MySpaceSpecific Media ha acquistato la maggioranza di MySpace da News Corp. la settimana scorsa per $35 milioni: abbiamo già visto come una quota del social network appartenga a Justin Timberlake, ex-membro degli *NSYNC. Quest’ultimo è particolarmente eccitato per la nuova esperienza e intende fare di MySpace un “hub” per scoprire talenti.

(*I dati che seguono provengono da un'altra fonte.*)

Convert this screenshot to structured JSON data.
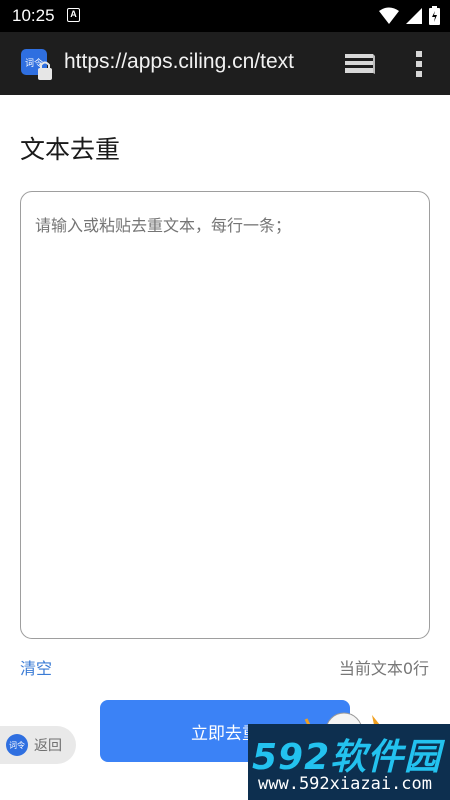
{
  "status_bar": {
    "time": "10:25",
    "notification_icon_letter": "A",
    "icons": [
      "wifi-icon",
      "cellular-signal-icon",
      "battery-icon"
    ]
  },
  "browser": {
    "url": "https://apps.ciling.cn/text",
    "app_icon_text": "词令",
    "icons": [
      "tabs-icon",
      "more-vert-icon"
    ]
  },
  "page": {
    "title": "文本去重",
    "textarea_placeholder": "请输入或粘贴去重文本，每行一条；",
    "textarea_value": "",
    "clear_label": "清空",
    "line_count": "当前文本0行",
    "primary_button_label": "立即去重"
  },
  "floating_back": {
    "badge_text": "词令",
    "label": "返回"
  },
  "watermark": {
    "brand": "592软件园",
    "url": "www.592xiazai.com"
  },
  "colors": {
    "accent": "#3b82f6",
    "link": "#3a7bd5",
    "toolbar": "#1e1e1e",
    "watermark_bg": "#0d2f4f",
    "watermark_text": "#23c2ef"
  }
}
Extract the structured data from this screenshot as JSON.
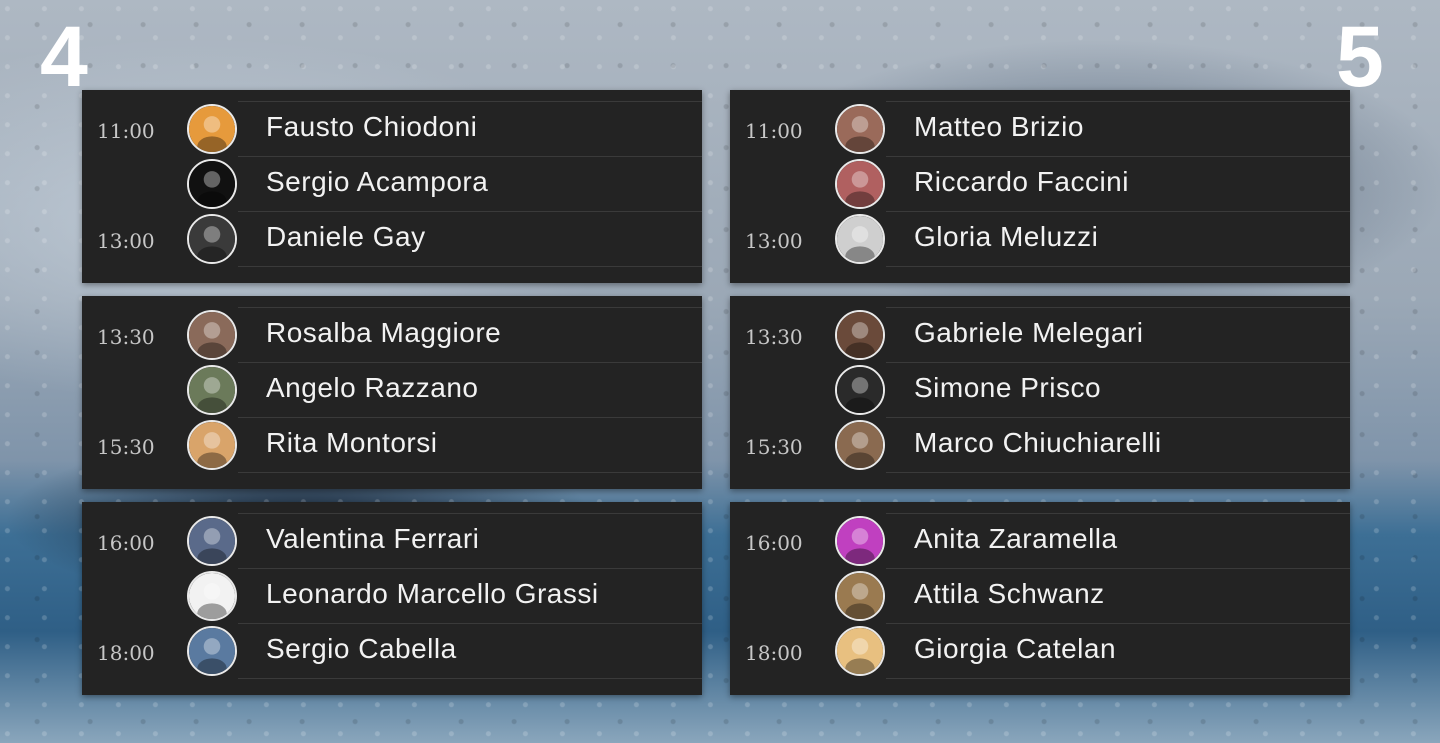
{
  "days": [
    {
      "day": "4",
      "blocks": [
        {
          "slots": [
            {
              "time": "11:00",
              "name": "Fausto Chiodoni",
              "avatar_color": "#e69a3c"
            },
            {
              "time": "",
              "name": "Sergio Acampora",
              "avatar_color": "#111111"
            },
            {
              "time": "13:00",
              "name": "Daniele Gay",
              "avatar_color": "#3a3a3a"
            }
          ]
        },
        {
          "slots": [
            {
              "time": "13:30",
              "name": "Rosalba Maggiore",
              "avatar_color": "#8a6a5a"
            },
            {
              "time": "",
              "name": "Angelo Razzano",
              "avatar_color": "#6b7a5a"
            },
            {
              "time": "15:30",
              "name": "Rita Montorsi",
              "avatar_color": "#d9a46a"
            }
          ]
        },
        {
          "slots": [
            {
              "time": "16:00",
              "name": "Valentina Ferrari",
              "avatar_color": "#5a6a8a"
            },
            {
              "time": "",
              "name": "Leonardo Marcello Grassi",
              "avatar_color": "#f2f2f2"
            },
            {
              "time": "18:00",
              "name": "Sergio Cabella",
              "avatar_color": "#5a7aa0"
            }
          ]
        }
      ]
    },
    {
      "day": "5",
      "blocks": [
        {
          "slots": [
            {
              "time": "11:00",
              "name": "Matteo Brizio",
              "avatar_color": "#9a6a5a"
            },
            {
              "time": "",
              "name": "Riccardo Faccini",
              "avatar_color": "#b06060"
            },
            {
              "time": "13:00",
              "name": "Gloria Meluzzi",
              "avatar_color": "#cfcfcf"
            }
          ]
        },
        {
          "slots": [
            {
              "time": "13:30",
              "name": "Gabriele Melegari",
              "avatar_color": "#6a4a3a"
            },
            {
              "time": "",
              "name": "Simone Prisco",
              "avatar_color": "#2a2a2a"
            },
            {
              "time": "15:30",
              "name": "Marco Chiuchiarelli",
              "avatar_color": "#8a6a50"
            }
          ]
        },
        {
          "slots": [
            {
              "time": "16:00",
              "name": "Anita Zaramella",
              "avatar_color": "#c040c0"
            },
            {
              "time": "",
              "name": "Attila Schwanz",
              "avatar_color": "#9a7a50"
            },
            {
              "time": "18:00",
              "name": "Giorgia Catelan",
              "avatar_color": "#e8c080"
            }
          ]
        }
      ]
    }
  ]
}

L’idea di Timberlake è quella di creare dei talen show o qualcosa di simile per promuovere gli artisti più promettenti registrati su MySpace. Peccato soltanto che questa formula fosse già prevista dalla formula con l’organizzazione dei Secret Shows e non abbia affatto risolto i problemi del social network. Basta l’intervento di una star internazionale?

Forse, Timberlake ha presente l’effetto ottenuto da Glee e vorrebbe riproporlo sul web con MySpace. La serie televisiva statunitense è diventata un’occasione per il lancio degli album dei cantanti e dei gruppi più famosi, negli Stati Uniti. In Italia è stato un “flop” e MySpace rischia di bissarlo. Una chiusura avrebbe più dignità.

Aggiornamento: Ho sostituito una fastidiosa ridondanza nel testo.